It all started with a juicy, flavorful tomato. That’s how Craig Panneton, the executive chef at Pink Shell Beach Resort & Spa, connected with Terry Dean, co-owner of Happyfoods of Southwest Florida. The quality of Happyfoods produce impressed Panneton so much that the company now supplies about 90 percent of the produce served at the hotel.
Happyfoods buys and sells produce from local and national growers offering everything from white asparagus to dainty, miniature leeks, edible orchids and fingered citron, a kind of yellow citrus that resembles a thick, waxy blossom.
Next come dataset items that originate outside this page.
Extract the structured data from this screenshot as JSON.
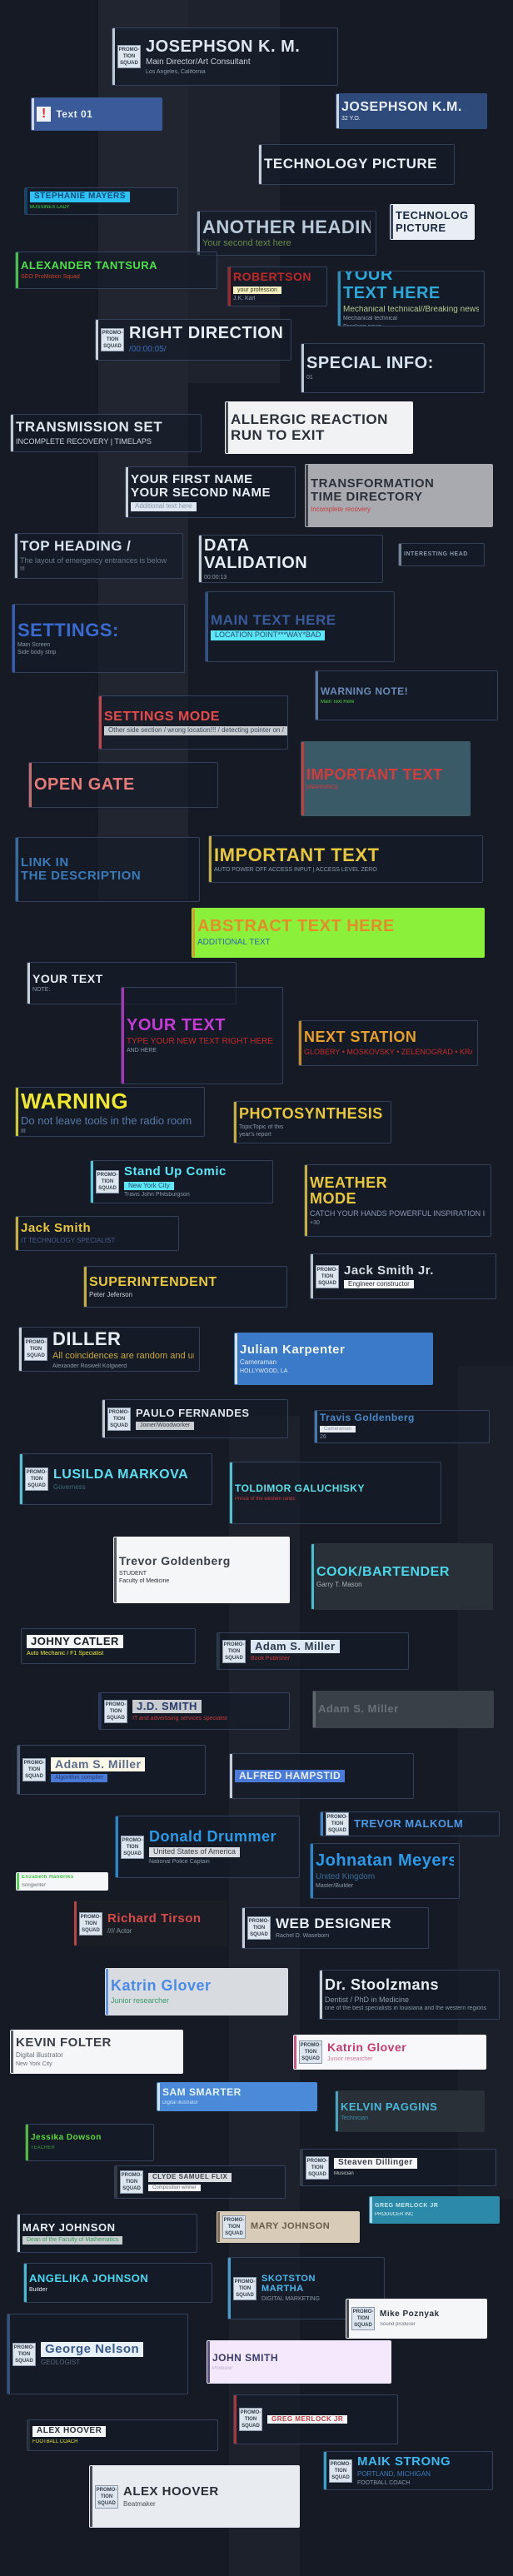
{
  "logo_text": "PROMO-TION SQUAD",
  "colors": {
    "background": "#151a25"
  },
  "lower_thirds": [
    {
      "title": "JOSEPHSON K. M.",
      "subtitle": "Main Director/Art Consultant",
      "extra": [
        "Los Angeles, California"
      ],
      "color": "#dce6f0",
      "sub_color": "#c8d2dc",
      "logo": true
    },
    {
      "title": "Text 01",
      "color": "#e6eef8",
      "bg": "#3a5a9a",
      "icon": "exclamation-icon"
    },
    {
      "title": "JOSEPHSON K.M.",
      "extra": [
        "32 Y.O."
      ],
      "color": "#e8eef6",
      "bg": "#2e4a7a"
    },
    {
      "title": "TECHNOLOGY PICTURE",
      "color": "#e8eef4"
    },
    {
      "title": "STEPHANIE MAYERS",
      "subtitle": "BUSSINES LADY",
      "color": "#0d4b7a",
      "title_bg": "#2fc3f5",
      "sub_color": "#3ddc4a"
    },
    {
      "title": "ANOTHER HEADING",
      "subtitle": "Your second text here",
      "color": "#b8c8d8",
      "sub_color": "#6a8a4a"
    },
    {
      "title": "TECHNOLOGY",
      "title2": "PICTURE",
      "color": "#1a2a40",
      "bg": "#e8eef4"
    },
    {
      "title": "ALEXANDER TANTSURA",
      "subtitle": "SEO ProMotion Squad",
      "color": "#4ee04a",
      "sub_color": "#c8402a"
    },
    {
      "title": "ROBERTSON",
      "subtitle": "your profession",
      "extra": [
        "J.K. Karl"
      ],
      "color": "#c02828",
      "sub_color": "#3a3a20",
      "sub_bg": "#f4f0c0"
    },
    {
      "title": "YOUR",
      "title2": "TEXT HERE",
      "subtitle": "Mechanical technical//Breaking news",
      "extra": [
        "Mechanical technical",
        "Breaking news"
      ],
      "color": "#2aa8d8",
      "sub_color": "#b8c890"
    },
    {
      "title": "RIGHT DIRECTION",
      "subtitle": "/00:00:05/",
      "color": "#e8eef4",
      "sub_color": "#3a6ab8",
      "logo": true
    },
    {
      "title": "SPECIAL INFO:",
      "extra": [
        "01"
      ],
      "color": "#d8e4f0"
    },
    {
      "title": "TRANSMISSION SET",
      "subtitle": "INCOMPLETE RECOVERY | TIMELAPS",
      "color": "#e0e8f0",
      "sub_color": "#c8d2dc"
    },
    {
      "title": "ALLERGIC REACTION",
      "title2": "RUN TO EXIT",
      "color": "#2a3038",
      "bg": "#f0f2f4"
    },
    {
      "title": "YOUR FIRST NAME",
      "title2": "YOUR SECOND NAME",
      "subtitle": "Additional text here",
      "color": "#e8eef6",
      "sub_color": "#8a98aa",
      "sub_bg": "#dce6f0"
    },
    {
      "title": "TRANSFORMATION",
      "title2": "TIME DIRECTORY",
      "subtitle": "Incomplete recovery",
      "color": "#2a3038",
      "bg": "#a8aab0",
      "sub_color": "#c83a3a"
    },
    {
      "title": "TOP HEADING /",
      "subtitle": "The layout of emergency entrances is below",
      "extra": [
        "!!!"
      ],
      "color": "#d8e4f0",
      "sub_color": "#6a7888"
    },
    {
      "title": "DATA",
      "title2": "VALIDATION",
      "extra": [
        "00:00:13"
      ],
      "color": "#e8eef6"
    },
    {
      "title": "INTERESTING HEAD",
      "color": "#8a98a8"
    },
    {
      "title": "SETTINGS:",
      "extra": [
        "Main Screen",
        "Side body strip"
      ],
      "color": "#3a6ad0"
    },
    {
      "title": "MAIN TEXT HERE",
      "subtitle": "LOCATION POINT***WAY*BAD",
      "color": "#3a5a9a",
      "sub_color": "#2a4a6a",
      "sub_bg": "#5ae8f8"
    },
    {
      "title": "WARNING NOTE!",
      "subtitle": "Main Text Here",
      "color": "#6a8ab8",
      "sub_color": "#4ad43a"
    },
    {
      "title": "SETTINGS MODE",
      "subtitle": "Other side section / wrong location!!! / detecting pointer on /",
      "color": "#e84a4a",
      "sub_color": "#3a4a5a",
      "sub_bg": "#c8ccd0"
    },
    {
      "title": "IMPORTANT TEXT",
      "extra": [
        "[WARNING]"
      ],
      "color": "#d83a3a",
      "bg": "#3a5a68"
    },
    {
      "title": "OPEN GATE",
      "color": "#e87a7a"
    },
    {
      "title": "LINK IN",
      "title2": "THE DESCRIPTION",
      "color": "#3a7ab8"
    },
    {
      "title": "IMPORTANT TEXT",
      "extra": [
        "AUTO POWER OFF ACCESS INPUT | ACCESS LEVEL ZERO"
      ],
      "color": "#e8c83a"
    },
    {
      "title": "ABSTRACT TEXT HERE",
      "subtitle": "ADDITIONAL TEXT",
      "color": "#e88a2a",
      "bg": "#8af03a",
      "sub_color": "#2a6aa8"
    },
    {
      "title": "YOUR TEXT",
      "extra": [
        "NOTE:"
      ],
      "color": "#e8eef6"
    },
    {
      "title": "YOUR TEXT",
      "subtitle": "TYPE YOUR NEW TEXT RIGHT HERE",
      "extra": [
        "AND HERE"
      ],
      "color": "#c83ad8",
      "sub_color": "#c82a2a"
    },
    {
      "title": "NEXT STATION",
      "subtitle": "GLOBERY • MOSKOVSKY • ZELENOGRAD • KRASNODAR",
      "color": "#e8a02a",
      "sub_color": "#c82a2a"
    },
    {
      "title": "WARNING",
      "subtitle": "Do not leave tools in the radio room",
      "extra": [
        "III"
      ],
      "color": "#f0e82a",
      "sub_color": "#5a7aa8"
    },
    {
      "title": "PHOTOSYNTHESIS",
      "extra": [
        "TopicTopic of this",
        "year's report"
      ],
      "color": "#e8c83a"
    },
    {
      "title": "Stand Up Comic",
      "subtitle": "New York City",
      "extra": [
        "Travis John Phitsburgson"
      ],
      "color": "#5ae8f8",
      "sub_color": "#2a4a6a",
      "sub_bg": "#5ae8f8",
      "logo": true
    },
    {
      "title": "WEATHER",
      "title2": "MODE",
      "subtitle": "CATCH YOUR HANDS POWERFUL INSPIRATION IS PUT INTO YOUR CREATIVE TOOLS THAT GIVE YOU ABSOLUTE CONTROL OVER YOUR TEXT THEIR HELP YOU",
      "extra": [
        "+30"
      ],
      "color": "#e8c83a",
      "sub_color": "#8a98b8"
    },
    {
      "title": "Jack Smith",
      "subtitle": "IT TECHNOLOGY SPECIALIST",
      "color": "#e8c83a",
      "sub_color": "#4a5a8a"
    },
    {
      "title": "SUPERINTENDENT",
      "subtitle": "Peter Jeferson",
      "color": "#e8c83a",
      "sub_color": "#c8d0d8"
    },
    {
      "title": "Jack Smith Jr.",
      "subtitle": "Engineer constructor",
      "color": "#d8dee6",
      "sub_color": "#2a3038",
      "sub_bg": "#f4f6f8",
      "logo": true
    },
    {
      "title": "DILLER",
      "subtitle": "All coincidences are random and undeniable",
      "extra": [
        "Alexander Roswell Kolgwerd"
      ],
      "color": "#e8eef6",
      "sub_color": "#c8a83a",
      "logo": true
    },
    {
      "title": "Julian Karpenter",
      "subtitle": "Cameraman",
      "extra": [
        "HOLLYWOOD, LA"
      ],
      "color": "#f0f4f8",
      "bg": "#3a7ac8",
      "sub_color": "#e0e8f0"
    },
    {
      "title": "PAULO FERNANDES",
      "subtitle": "Joiner/Woodworker",
      "color": "#e0e6ec",
      "sub_color": "#3a4048",
      "sub_bg": "#c8ccd0",
      "logo": true
    },
    {
      "title": "Travis Goldenberg",
      "subtitle": "Cameraman",
      "extra": [
        "26"
      ],
      "color": "#4a88c8",
      "sub_color": "#8a98a8",
      "sub_bg": "#e8ecf0"
    },
    {
      "title": "LUSILDA MARKOVA",
      "subtitle": "Governess",
      "color": "#5ae0f0",
      "sub_color": "#3a6a7a",
      "logo": true
    },
    {
      "title": "TOLDIMOR GALUCHISKY",
      "subtitle": "Prince of the western lands",
      "color": "#5ae0e8",
      "sub_color": "#c83a3a"
    },
    {
      "title": "Trevor Goldenberg",
      "subtitle": "STUDENT",
      "extra": [
        "Faculty of Medicine"
      ],
      "color": "#3a4048",
      "bg": "#f4f6f8",
      "sub_color": "#2a3038"
    },
    {
      "title": "COOK/BARTENDER",
      "subtitle": "Garry T. Mason",
      "color": "#4ad8e8",
      "bg": "#2a3038",
      "sub_color": "#a8b0b8"
    },
    {
      "title": "JOHNY CATLER",
      "subtitle": "Auto Mechanic / F1 Specialist",
      "color": "#1a1e24",
      "title_bg": "#f4f6f8",
      "sub_color": "#e8e83a"
    },
    {
      "title": "Adam S. Miller",
      "subtitle": "Book Publisher",
      "color": "#2a3848",
      "title_bg": "#dce8f4",
      "sub_color": "#c83a3a",
      "logo": true
    },
    {
      "title": "J.D. SMITH",
      "subtitle": "IT and advertising services specialist",
      "color": "#2a3a68",
      "title_bg": "#c8ccd0",
      "sub_color": "#c83a3a",
      "logo": true
    },
    {
      "title": "Adam S. Miller",
      "color": "#6a7078",
      "bg": "#3a4048"
    },
    {
      "title": "Adam S. Miller",
      "subtitle": "Algorithm compiler",
      "color": "#5a6a8a",
      "title_bg": "#fcf8e8",
      "sub_color": "#2a3a6a",
      "sub_bg": "#4a7ad8",
      "logo": true
    },
    {
      "title": "ALFRED HAMPSTID",
      "color": "#e8eef6",
      "title_bg": "#4a7ad8"
    },
    {
      "title": "TREVOR MALKOLM",
      "color": "#4a9ae8",
      "logo": true
    },
    {
      "title": "Donald Drummer",
      "subtitle": "United States of America",
      "extra": [
        "National Police Captain"
      ],
      "color": "#2a9ae8",
      "sub_color": "#3a4048",
      "sub_bg": "#d8dce0",
      "logo": true
    },
    {
      "title": "Elizabeth Handriks",
      "subtitle": "Songwriter",
      "color": "#3ac83a",
      "bg": "#f4f6f8",
      "sub_color": "#6a7078"
    },
    {
      "title": "Johnatan Meyers",
      "subtitle": "United Kingdom",
      "extra": [
        "Master/Builder"
      ],
      "color": "#2a9ae8",
      "sub_color": "#3a6a98"
    },
    {
      "title": "Richard Tirson",
      "subtitle": "//// Actor",
      "color": "#d84a4a",
      "bg": "#1a1e24",
      "sub_color": "#8a98a8",
      "logo": true
    },
    {
      "title": "WEB DESIGNER",
      "extra": [
        "Rachel D. Waseborn"
      ],
      "color": "#e8eef6",
      "logo": true
    },
    {
      "title": "Katrin Glover",
      "subtitle": "Junior researcher",
      "color": "#4a8ae8",
      "bg": "#d8dce0",
      "sub_color": "#3a9a6a"
    },
    {
      "title": "Dr. Stoolzmans",
      "subtitle": "Dentist / PhD in Medicine",
      "extra": [
        "one of the best specialists in louisiana and the western regions"
      ],
      "color": "#e8eef6",
      "sub_color": "#8a98a8"
    },
    {
      "title": "KEVIN FOLTER",
      "subtitle": "Digital illustrator",
      "extra": [
        "New York City"
      ],
      "color": "#3a4048",
      "bg": "#f4f6f8",
      "sub_color": "#6a7078"
    },
    {
      "title": "Katrin Glover",
      "subtitle": "Junior researcher",
      "color": "#c83a6a",
      "bg": "#f8f8fa",
      "sub_color": "#d87a9a",
      "logo": true
    },
    {
      "title": "SAM SMARTER",
      "subtitle": "Digital illustrator",
      "color": "#e8f4fc",
      "bg": "#4a8ad8",
      "sub_color": "#c8e0f8"
    },
    {
      "title": "KELVIN PAGGINS",
      "subtitle": "Technician",
      "color": "#4ab8d8",
      "bg": "#2a3038",
      "sub_color": "#3a8aa8"
    },
    {
      "title": "Jessika Dowson",
      "subtitle": "TEACHER",
      "color": "#5ad83a",
      "sub_color": "#3a9a3a"
    },
    {
      "title": "Steaven Dillinger",
      "subtitle": "Musician",
      "color": "#3a4048",
      "title_bg": "#f4f6f8",
      "sub_color": "#c8ccd0",
      "logo": true
    },
    {
      "title": "CLYDE SAMUEL FLIX",
      "subtitle": "Composition winner",
      "color": "#3a4048",
      "title_bg": "#d8dce0",
      "sub_color": "#6a7078",
      "sub_bg": "#f4f6f8",
      "logo": true
    },
    {
      "title": "GREG MERLOCK JR",
      "subtitle": "PRODUCER INC",
      "color": "#c8e8f0",
      "bg": "#2a8aa8",
      "sub_color": "#e8f4f8"
    },
    {
      "title": "MARY JOHNSON",
      "subtitle": "Dean of the Faculty of Mathematics",
      "color": "#e8eef6",
      "sub_color": "#3a9a5a",
      "sub_bg": "#c8ccd0"
    },
    {
      "title": "MARY JOHNSON",
      "color": "#6a5a4a",
      "bg": "#d8ccb8",
      "logo": true
    },
    {
      "title": "ANGELIKA JOHNSON",
      "subtitle": "Builder",
      "color": "#4ad8f0",
      "sub_color": "#e8eef6"
    },
    {
      "title": "SKOTSTON",
      "title2": "MARTHA",
      "extra": [
        "DIGITAL MARKETING"
      ],
      "color": "#4ab8f0",
      "logo": true
    },
    {
      "title": "Mike Poznyak",
      "subtitle": "Sound producer",
      "color": "#2a3038",
      "bg": "#f4f6f8",
      "sub_color": "#6a7078",
      "logo": true
    },
    {
      "title": "George Nelson",
      "subtitle": "GEOLOGIST",
      "color": "#3a5a8a",
      "title_bg": "#e8f0fa",
      "sub_color": "#5a6878",
      "logo": true
    },
    {
      "title": "JOHN SMITH",
      "subtitle": "Producer",
      "color": "#3a3a6a",
      "bg": "#f4e8fc",
      "sub_color": "#b8a8c8"
    },
    {
      "title": "GREG MERLOCK JR",
      "color": "#c83a3a",
      "title_bg": "#f4f6f8",
      "logo": true
    },
    {
      "title": "ALEX HOOVER",
      "subtitle": "FOOTBALL COACH",
      "color": "#2a3038",
      "title_bg": "#f4f6f8",
      "sub_color": "#e8e83a"
    },
    {
      "title": "MAIK STRONG",
      "subtitle": "PORTLAND, MICHIGAN",
      "extra": [
        "FOOTBALL COACH"
      ],
      "color": "#3ab8f0",
      "sub_color": "#3a7ab8",
      "logo": true
    },
    {
      "title": "ALEX HOOVER",
      "subtitle": "Beatmaker",
      "color": "#2a3038",
      "bg": "#e8ecf0",
      "sub_color": "#4a5058",
      "logo": true
    }
  ]
}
The Pink Shell is one of about 120 restaurants, country clubs and hotels that buy produce, high-end cheeses and other dairy, exotic and novelty food items from the Fort Myers-based company.
In the fourth quarter of 2010, the company grossed about $871,000 in revenue, up from about $439,000 for the same period a year ago –– a 98 percent increase.
The freshness of the produce they sell is the backbone of the business. Dean buys produce grown nearby so that it is picked ripe, with a full color and flavor. It allows him to sell food that may be two or three days old compared to the two-week-old produce sold by many food purveyors, he said.
“I know we spend more time and sell more locally-grown produce than anyone else,” Dean said about produce suppliers in Southwest Florida.
Although having a fresh product to sell to clients is important, Dean also values keeping dollars in the community, buying as much as he can from local growers and selling mostly to independent restaurants.
When he first opened the business eight years ago, Dean would visit the growers in person, said Bill Pangas, business development manager of Happyfoods.
Dean also focuses on customer satisfaction with the product, meeting their needs to replace any items that are lackluster, he said.
The company’s dedicated and attentive service also goes a long way, even offering a second daily delivery when restaurants run out of food or need another item.
“It’s uncommon to find someone who is willing to do that out on the islands here,” said Panneton at Pink Shell.
Making second runs to clients is a valuable service for restaurants who may have missed something in their first order or who have a last-minute function come up, he said.
Although some area restaurants have slimmed their spending budgets, Happyfoods has added 40 to 45 new customers to its client roster in the past year including about 15 who were acquired when Happyfoods purchased Sanibel Produce Co. in December.
The biggest asset gained in the transaction was Richard Hermansen, Sanibel Produce’s former owner, who brings his produce skills and business knowledge to Happyfoods, Dean said.
“We’ve grown because we treat everybody the same,” he said. “We’re fair in price and we’re cheap when it comes to customer service and product.”